The Brescia Court of Appeal, in its judgment dated 26 March 2019 on the controversial issue of the relationship between usury and default, retraces and endorses the arguments made by the Third Civil Division of the Court of Cassation in ruling No. 27442 of 30 October 2018 (judge-rapporteur: Rossetti). In that ruling, the Court of Cassation affirmed, in the light of a review of the four traditional criteria of legal interpretation – literal, systematic, finalistic and historical interpretation – that, Article 2 of Law No. 108 of 1996 prohibits the agreement of interest exceeding the maximum amount stated therein, and specified that this rule applies both to interest promised as a return on capital or charged on the deferment of a payment (interest payments: art. 1282 of the Italian Civil Code), and to interest due as a result of a default (default interest: art. 1224 of the Italian Civil Code). The Court of Cassation also established, citing ruling No. 29/02 of the Constitutional Court and several rulings of the Court of Cassation, the principle of law whereby “an agreement is null and void if it provides for contractual default interest that exceeds, at the signing date, the threshold rate established in Article 2 of Law No. 108 of 7 March 1996 for the type of contract the agreed default interest refers to.” The Court added that, in the absence of any rule of law, the usury nature of default interest must be ascertained on the basis of the rate set out in Article 2 of Law 108/96 (threshold rate calculated with reference to the type of contract) and not based on a non-existent rate, sometimes defined as “default-threshold” rate, obtained by arbitrarily increasing the threshold rate by a few percentage points.

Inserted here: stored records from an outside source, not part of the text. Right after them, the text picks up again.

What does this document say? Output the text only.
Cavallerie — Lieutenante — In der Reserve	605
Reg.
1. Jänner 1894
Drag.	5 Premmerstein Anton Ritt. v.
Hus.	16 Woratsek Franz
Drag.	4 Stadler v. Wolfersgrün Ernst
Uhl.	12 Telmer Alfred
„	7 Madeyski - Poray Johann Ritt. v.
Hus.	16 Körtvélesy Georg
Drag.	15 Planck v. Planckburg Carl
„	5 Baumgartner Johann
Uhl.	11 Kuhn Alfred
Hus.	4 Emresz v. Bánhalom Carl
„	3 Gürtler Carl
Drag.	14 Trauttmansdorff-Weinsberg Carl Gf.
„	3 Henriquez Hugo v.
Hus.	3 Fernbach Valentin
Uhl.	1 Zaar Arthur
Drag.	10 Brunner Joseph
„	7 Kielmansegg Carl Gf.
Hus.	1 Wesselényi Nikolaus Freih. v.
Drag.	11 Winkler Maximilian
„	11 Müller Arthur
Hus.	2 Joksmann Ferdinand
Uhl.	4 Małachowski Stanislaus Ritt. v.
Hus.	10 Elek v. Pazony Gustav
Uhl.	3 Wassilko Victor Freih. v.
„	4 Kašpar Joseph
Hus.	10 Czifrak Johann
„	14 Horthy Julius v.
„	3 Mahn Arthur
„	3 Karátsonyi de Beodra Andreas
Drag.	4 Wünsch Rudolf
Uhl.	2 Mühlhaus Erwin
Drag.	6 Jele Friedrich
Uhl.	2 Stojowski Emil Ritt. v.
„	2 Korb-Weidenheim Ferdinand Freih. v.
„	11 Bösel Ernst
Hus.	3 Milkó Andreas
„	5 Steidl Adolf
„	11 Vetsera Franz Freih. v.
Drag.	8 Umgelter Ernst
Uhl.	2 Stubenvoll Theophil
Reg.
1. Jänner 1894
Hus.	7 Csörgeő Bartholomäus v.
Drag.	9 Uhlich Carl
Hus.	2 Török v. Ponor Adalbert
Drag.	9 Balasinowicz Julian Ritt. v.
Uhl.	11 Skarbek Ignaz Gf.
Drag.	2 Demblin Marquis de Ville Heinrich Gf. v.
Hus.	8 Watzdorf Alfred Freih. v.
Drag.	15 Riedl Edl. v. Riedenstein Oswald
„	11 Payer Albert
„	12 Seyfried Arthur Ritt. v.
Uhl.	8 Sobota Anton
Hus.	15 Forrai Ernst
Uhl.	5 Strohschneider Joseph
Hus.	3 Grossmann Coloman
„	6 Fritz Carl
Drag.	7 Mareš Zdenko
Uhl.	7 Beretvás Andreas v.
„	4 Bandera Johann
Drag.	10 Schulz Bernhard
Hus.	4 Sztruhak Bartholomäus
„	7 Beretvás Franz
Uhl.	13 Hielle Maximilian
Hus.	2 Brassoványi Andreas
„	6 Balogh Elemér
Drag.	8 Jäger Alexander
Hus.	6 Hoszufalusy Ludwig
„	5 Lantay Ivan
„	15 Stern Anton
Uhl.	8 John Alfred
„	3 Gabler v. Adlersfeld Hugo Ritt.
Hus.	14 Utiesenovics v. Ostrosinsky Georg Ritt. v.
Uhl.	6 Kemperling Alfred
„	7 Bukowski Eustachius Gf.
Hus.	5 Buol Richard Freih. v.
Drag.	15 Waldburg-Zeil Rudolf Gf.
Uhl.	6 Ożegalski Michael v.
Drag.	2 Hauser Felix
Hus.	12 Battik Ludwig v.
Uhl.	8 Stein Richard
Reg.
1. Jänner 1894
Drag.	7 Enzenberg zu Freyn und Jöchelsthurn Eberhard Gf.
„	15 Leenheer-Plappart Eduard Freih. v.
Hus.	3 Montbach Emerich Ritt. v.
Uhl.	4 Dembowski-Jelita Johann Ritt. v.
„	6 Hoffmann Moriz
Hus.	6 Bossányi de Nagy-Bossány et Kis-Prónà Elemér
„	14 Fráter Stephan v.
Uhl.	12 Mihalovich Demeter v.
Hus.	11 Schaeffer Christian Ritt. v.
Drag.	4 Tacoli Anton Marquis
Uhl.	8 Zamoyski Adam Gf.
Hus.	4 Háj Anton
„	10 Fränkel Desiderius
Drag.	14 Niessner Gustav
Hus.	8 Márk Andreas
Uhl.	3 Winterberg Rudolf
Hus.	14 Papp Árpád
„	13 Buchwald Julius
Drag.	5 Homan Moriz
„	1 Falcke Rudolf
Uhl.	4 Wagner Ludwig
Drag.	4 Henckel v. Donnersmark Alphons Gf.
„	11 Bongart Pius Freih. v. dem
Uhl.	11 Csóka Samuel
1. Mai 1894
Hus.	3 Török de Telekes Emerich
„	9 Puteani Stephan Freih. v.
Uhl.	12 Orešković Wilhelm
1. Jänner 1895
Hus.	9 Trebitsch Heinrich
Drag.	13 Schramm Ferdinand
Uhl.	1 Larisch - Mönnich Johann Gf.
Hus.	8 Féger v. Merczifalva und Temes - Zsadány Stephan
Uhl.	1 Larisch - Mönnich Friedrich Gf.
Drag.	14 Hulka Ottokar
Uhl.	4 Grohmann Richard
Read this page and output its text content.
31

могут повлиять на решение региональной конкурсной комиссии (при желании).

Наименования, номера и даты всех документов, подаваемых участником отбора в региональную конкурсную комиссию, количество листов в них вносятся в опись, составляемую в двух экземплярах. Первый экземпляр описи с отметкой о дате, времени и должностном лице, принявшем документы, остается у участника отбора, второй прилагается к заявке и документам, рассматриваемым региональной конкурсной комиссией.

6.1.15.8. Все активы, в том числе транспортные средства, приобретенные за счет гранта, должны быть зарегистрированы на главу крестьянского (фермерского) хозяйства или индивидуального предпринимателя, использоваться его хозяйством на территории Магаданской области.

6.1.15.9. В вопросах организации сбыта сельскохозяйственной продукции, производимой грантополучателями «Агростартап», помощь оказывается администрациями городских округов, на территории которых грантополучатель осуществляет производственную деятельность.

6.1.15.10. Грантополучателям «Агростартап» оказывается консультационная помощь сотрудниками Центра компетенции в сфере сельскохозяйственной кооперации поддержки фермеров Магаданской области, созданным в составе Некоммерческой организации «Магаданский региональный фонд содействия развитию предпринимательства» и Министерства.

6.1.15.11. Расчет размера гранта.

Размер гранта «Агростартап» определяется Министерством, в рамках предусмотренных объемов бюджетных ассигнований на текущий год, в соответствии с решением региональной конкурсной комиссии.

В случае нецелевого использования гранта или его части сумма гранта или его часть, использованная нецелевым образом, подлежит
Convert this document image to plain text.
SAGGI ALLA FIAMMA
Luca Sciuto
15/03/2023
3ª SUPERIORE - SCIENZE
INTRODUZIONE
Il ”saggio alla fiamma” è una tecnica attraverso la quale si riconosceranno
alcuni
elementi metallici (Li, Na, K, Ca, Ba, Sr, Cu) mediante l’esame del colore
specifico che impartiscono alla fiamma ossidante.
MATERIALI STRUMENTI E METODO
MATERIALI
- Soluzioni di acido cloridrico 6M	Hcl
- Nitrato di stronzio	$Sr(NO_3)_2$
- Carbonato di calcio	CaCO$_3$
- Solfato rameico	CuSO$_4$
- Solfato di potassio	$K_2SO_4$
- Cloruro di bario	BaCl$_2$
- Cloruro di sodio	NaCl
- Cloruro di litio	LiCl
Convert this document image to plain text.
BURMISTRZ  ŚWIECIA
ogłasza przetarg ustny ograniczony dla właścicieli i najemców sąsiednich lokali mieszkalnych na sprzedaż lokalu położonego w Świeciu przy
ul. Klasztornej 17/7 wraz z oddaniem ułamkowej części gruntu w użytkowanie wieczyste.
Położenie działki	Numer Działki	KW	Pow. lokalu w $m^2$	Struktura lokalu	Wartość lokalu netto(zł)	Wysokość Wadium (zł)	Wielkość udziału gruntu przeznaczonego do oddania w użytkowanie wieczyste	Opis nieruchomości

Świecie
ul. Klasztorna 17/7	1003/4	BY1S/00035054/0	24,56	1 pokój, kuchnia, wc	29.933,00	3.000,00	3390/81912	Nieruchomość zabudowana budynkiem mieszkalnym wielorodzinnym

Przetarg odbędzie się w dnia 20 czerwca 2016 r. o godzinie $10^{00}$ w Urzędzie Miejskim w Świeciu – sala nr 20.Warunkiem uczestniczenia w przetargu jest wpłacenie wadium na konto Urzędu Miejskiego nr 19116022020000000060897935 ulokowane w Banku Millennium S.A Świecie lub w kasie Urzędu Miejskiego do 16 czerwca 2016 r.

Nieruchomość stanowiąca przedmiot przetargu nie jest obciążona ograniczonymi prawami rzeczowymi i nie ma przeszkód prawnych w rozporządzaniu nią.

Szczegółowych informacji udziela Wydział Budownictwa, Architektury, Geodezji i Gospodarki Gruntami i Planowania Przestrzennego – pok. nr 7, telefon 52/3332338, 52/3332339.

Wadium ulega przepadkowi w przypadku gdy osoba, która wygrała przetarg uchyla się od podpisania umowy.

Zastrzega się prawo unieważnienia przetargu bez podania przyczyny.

The Court of Cassation concluded by adding, as an obiter dictum, that the provision whereby interest is not due under Article 1815, paragraph two, of the Italian Civil Code would not apply to default interest, since the Article refers specifically and only to ordinary interest payments, whereas, in the case of usurious default interest, the legal interest rate would apply.

This last passage of the judgement is in contrast with the previous ruling of the Joint Civil Divisions No. 24675 of 19 October 2017, which explicitly linked the concept of usurious interest only to the definition given in Article 644 of the Italian Criminal Code (which does not distinguish between ordinary interest payments and default interest).